Are public schools best value?

Published 11:39 am Tuesday, March 8, 2011

Given the recent vote to extend property taxes for education, it would be prudent for our county to examine the expenditure of those funds.

The Board of Education will spend $283 million on 28,172 students this year — around $10,050 per student. U.S. News & World Report identifies 17 colleges in Alabama that currently have yearly tuition around $10,500. This means our county is spending collegiate money on K-12 education.

I have a vested interest in this argument. I work for a small private school in our county. Our average tuition per K-12 student is less than $4,000. We’re accomplishing equivalent results for 40 percent of the cost of public schooling, with an average class size under 16 students.

Our county’s private schools work because they do education efficiently: one teacher with a realistic number of students and autonomy to tailor their instruction. Private schools place as little bureaucracy as possible in the way of learning.

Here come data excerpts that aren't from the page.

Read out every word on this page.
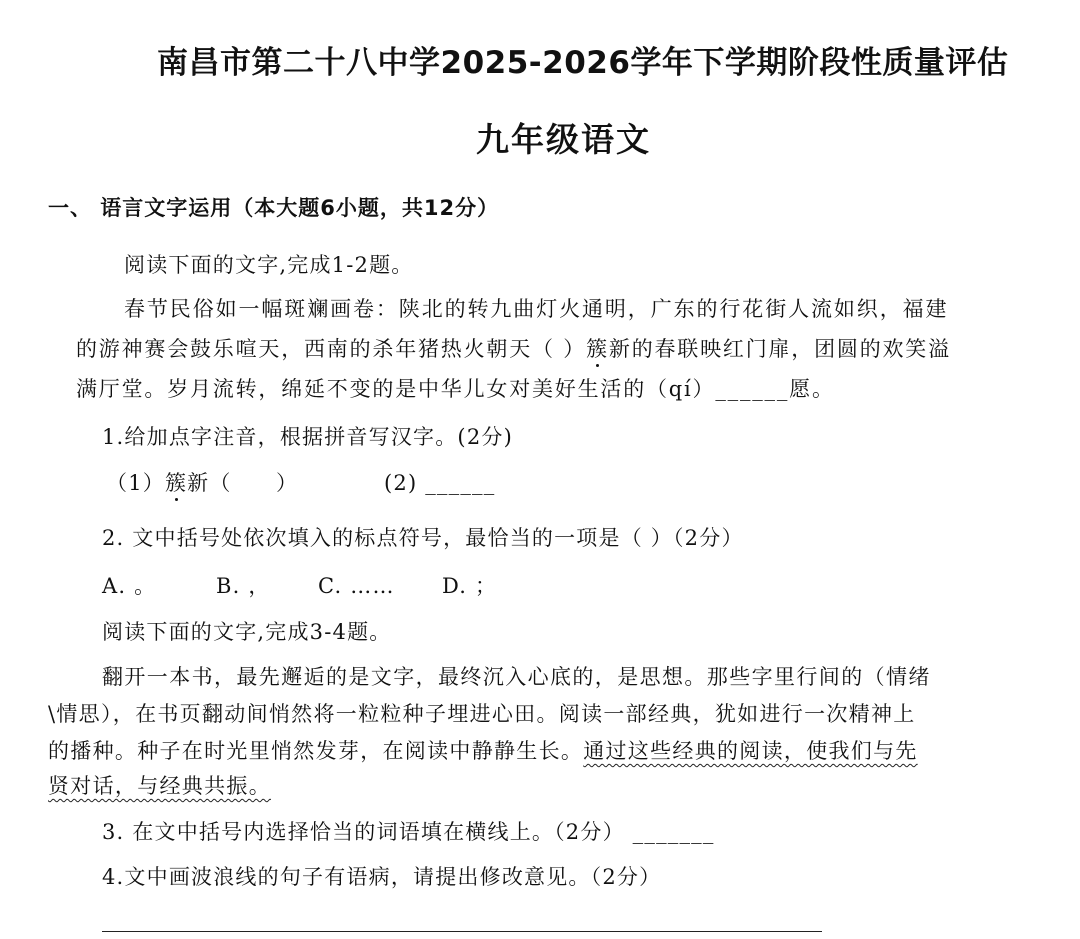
南昌市第二十八中学2025-2026学年下学期阶段性质量评估
九年级语文
一、 语言文字运用（本大题6小题，共12分）
阅读下面的文字,完成1-2题。
春节民俗如一幅斑斓画卷：陕北的转九曲灯火通明，广东的行花街人流如织，福建
的游神赛会鼓乐喧天，西南的杀年猪热火朝天（ ）簇新的春联映红门扉，团圆的欢笑溢
满厅堂。岁月流转，绵延不变的是中华儿女对美好生活的（qí）______愿。
1.给加点字注音，根据拼音写汉字。(2分)
（1）簇新（　　）	(2) ______
2. 文中括号处依次填入的标点符号，最恰当的一项是（ ）（2分）
A. 。	B. ， C. …… D. ；
阅读下面的文字,完成3-4题。
翻开一本书，最先邂逅的是文字，最终沉入心底的，是思想。那些字里行间的（情绪
\情思），在书页翻动间悄然将一粒粒种子埋进心田。阅读一部经典，犹如进行一次精神上
的播种。种子在时光里悄然发芽，在阅读中静静生长。通过这些经典的阅读，使我们与先
贤对话，与经典共振。
3. 在文中括号内选择恰当的词语填在横线上。（2分） _______
4.文中画波浪线的句子有语病，请提出修改意见。（2分）
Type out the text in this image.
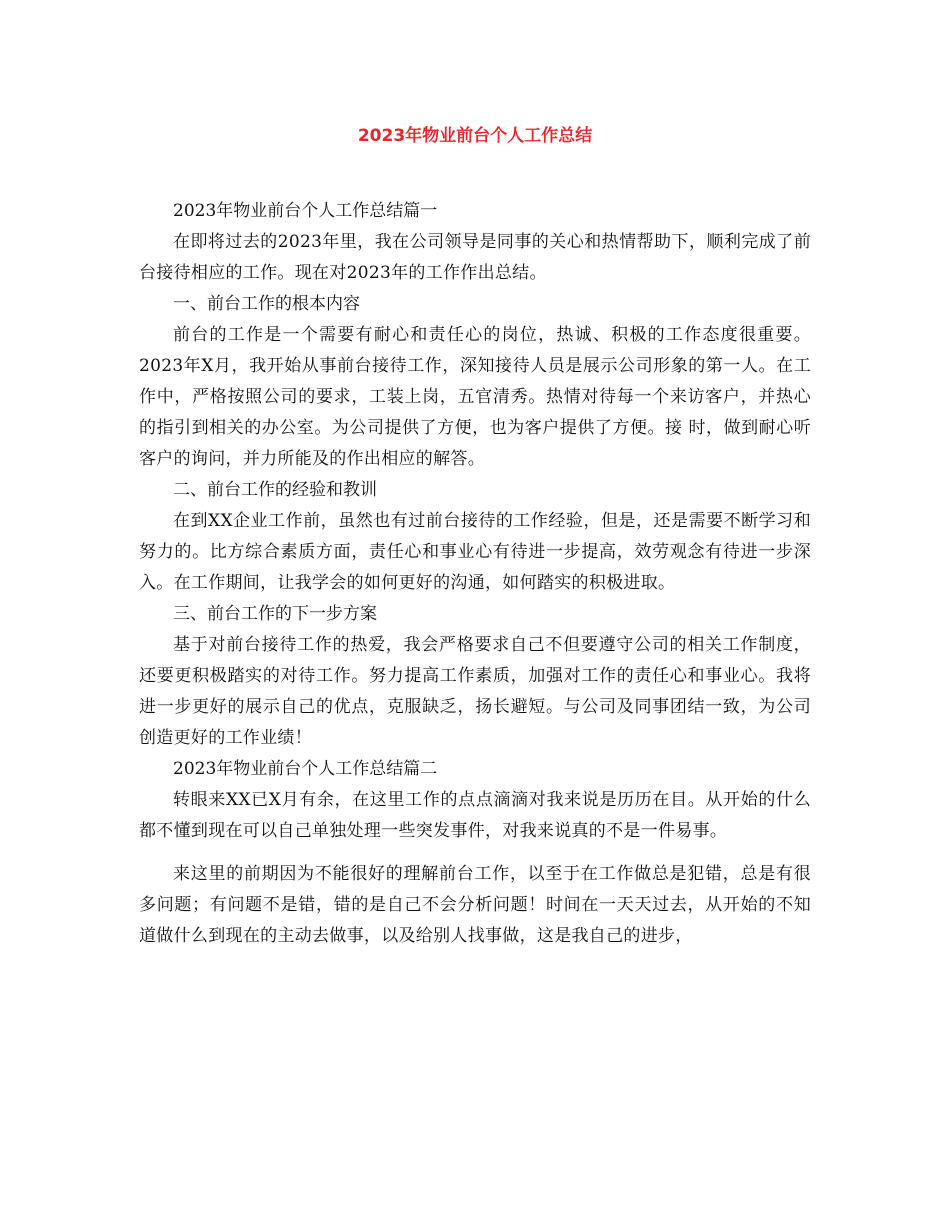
2023年物业前台个人工作总结

2023年物业前台个人工作总结篇一

在即将过去的2023年里，我在公司领导是同事的关心和热情帮助下，顺利完成了前台接待相应的工作。现在对2023年的工作作出总结。

一、前台工作的根本内容

前台的工作是一个需要有耐心和责任心的岗位，热诚、积极的工作态度很重要。2023年X月，我开始从事前台接待工作，深知接待人员是展示公司形象的第一人。在工作中，严格按照公司的要求，工装上岗，五官清秀。热情对待每一个来访客户，并热心的指引到相关的办公室。为公司提供了方便，也为客户提供了方便。接 时，做到耐心听客户的询问，并力所能及的作出相应的解答。

二、前台工作的经验和教训

在到XX企业工作前，虽然也有过前台接待的工作经验，但是，还是需要不断学习和努力的。比方综合素质方面，责任心和事业心有待进一步提高，效劳观念有待进一步深入。在工作期间，让我学会的如何更好的沟通，如何踏实的积极进取。

三、前台工作的下一步方案

基于对前台接待工作的热爱，我会严格要求自己不但要遵守公司的相关工作制度，还要更积极踏实的对待工作。努力提高工作素质，加强对工作的责任心和事业心。我将进一步更好的展示自己的优点，克服缺乏，扬长避短。与公司及同事团结一致，为公司创造更好的工作业绩！

2023年物业前台个人工作总结篇二

转眼来XX已X月有余，在这里工作的点点滴滴对我来说是历历在目。从开始的什么都不懂到现在可以自己单独处理一些突发事件，对我来说真的不是一件易事。

来这里的前期因为不能很好的理解前台工作，以至于在工作做总是犯错，总是有很多问题；有问题不是错，错的是自己不会分析问题！时间在一天天过去，从开始的不知道做什么到现在的主动去做事，以及给别人找事做，这是我自己的进步，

The classic counter-argument goes like this: private schools are effective because they get students with different backgrounds or family structures. Dispelling that argument is one of the reasons our school maintains an income-based tuition program, which matches empty seats to families who can’t afford our standard rate. Prospective parents often say “We can’t afford private education,” unaware that public education costs our county three times as much money each year. This is a rigged game. Until vouchers allow educational taxes — our money — for private education, the game will stay rigged. Private schools are perfectly comfortable letting the market dictate our enrollment and our budget.

The question Shelby County residents must answer is this: why aren’t public schools comfortable with a free market?

It’s an important question. It’s the only question. It remains unanswered because public education has become a sacred cow, a thing not to be trifled with. In a country built by men who were self- or family-educated, we have determined that the only way to educate the average human is in a factory — a very large, very expensive educational factory. The teachers of the county system work under conditions that I would find untenable. I know that many of them voted for the measure to save their jobs. I feel for their dependence on a broken system, and I encourage them to ask hard questions so that their employer can become more efficient.

Since 1992, per-pupil expenditure in our state has more than doubled. Does anyone feel we’re twice as smart?

These are valid questions that need to be answered openly. I think our county would benefit greatly from answering them publicly and in print, and I invite them to do so.